Again, don’t use a blade on acrylic aquariums as you will scratch up your tank. Also, I would be very wary of using a blade close to the silicone seams. I work very slowly around the silicone seams and approach them, but try not to touch them with the blade. If you get the blade up under there too many times, you could eventually weaken the seam and end up with a leak. It’s better to let that last bit of algae remain and clean up with your tank toothbrush.
I’ve used blades for a while and have not seen any scratches on the glass. Just take your time and make sure to keep the blade edge in constant contact with the glass as you work.
EDIT: A kind user commented that high-quality aquariums made of low iron or “Starfire” glass are susceptible to scratching from razor scrapers. It turns out this very high-clarity glass is not as hard as standard glass, so if you have this aquarium glass, you might pass on razor scrapers and find something more gentle.
Build Quality of the MuFan Aquarium Algae Scraper:
MuFan is a Chinese company; I was unsure of the quality of this tool as I have had some issues with other stainless steel tools not being very high-quality stainless steel (rust). As it turns out, this tool is very high quality. The knurled nuts that hold the blade on are machined very well and screw in easily and plenty tight. All the parts are high-quality stainless. I have had no rust issues.
The face of the blade holders are polished and have a very nice company logo.
The threaded parts that come together to form the handle are very tight. I was worried that these segmented pieces would be weak; however, they are very rigid and have more than enough strength to resist bending when bearing down on the scraper (even with the extension piece installed).
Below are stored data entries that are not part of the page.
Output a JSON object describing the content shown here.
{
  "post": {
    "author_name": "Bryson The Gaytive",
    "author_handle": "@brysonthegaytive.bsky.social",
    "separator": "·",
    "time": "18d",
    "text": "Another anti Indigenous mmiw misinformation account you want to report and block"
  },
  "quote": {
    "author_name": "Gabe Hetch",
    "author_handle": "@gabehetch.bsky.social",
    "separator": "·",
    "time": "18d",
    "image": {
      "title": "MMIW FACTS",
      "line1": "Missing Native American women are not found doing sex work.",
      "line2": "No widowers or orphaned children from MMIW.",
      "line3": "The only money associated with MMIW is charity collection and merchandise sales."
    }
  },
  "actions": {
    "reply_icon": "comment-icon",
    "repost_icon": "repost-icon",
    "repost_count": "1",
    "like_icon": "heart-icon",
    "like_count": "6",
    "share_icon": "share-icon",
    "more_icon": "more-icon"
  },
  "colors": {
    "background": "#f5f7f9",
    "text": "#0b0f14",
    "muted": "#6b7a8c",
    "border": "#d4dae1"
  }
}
Having the right tool makes all the difference. The MuFan aquarium algae scraper is a high-quality tool that will last you a long time, and the price makes it an easy decision.
Alternatives (DIY) for Algae Scrapers:
As I mentioned earlier, my first try at a blade on our aquarium was a simple hand-held one from the hardware store. It worked great in a pinch, but the obvious issue is you will get very wet using this, and you will have challenges navigating in tight places with your hands/arms. The plus is it is simple and only costs a few dollars.
I tried another option from the hardware store, this Stanley Window Scraper. It was a slight step up from the small blade holder as it did have a handle of sorts.
The disadvantages are that the handle is not long enough, so you will still get your hands wet. This particular model is not very low profile; the handle sticks out far from the glass and is a tight fit between our rocks and glass.
The one advantage it had was a wider blade, which allowed slightly quicker work to mow down a section of algae.
If you go with a cheap hardware store option, here’s one word of warning: the blades are not stainless and will rust, which is why they usually ship with a thin layer of oil. Prior to using in an aquarium, wipe the blades down with isopropyl alcohol.
In retrospect, I would not waste time again with the hardware store blade options (except that’s all I had at the time). The MuFan aquarium algae scraper is a high-quality tool, is functionally superior, and is very cost-effective in the long run. Plus, it is a joy to use.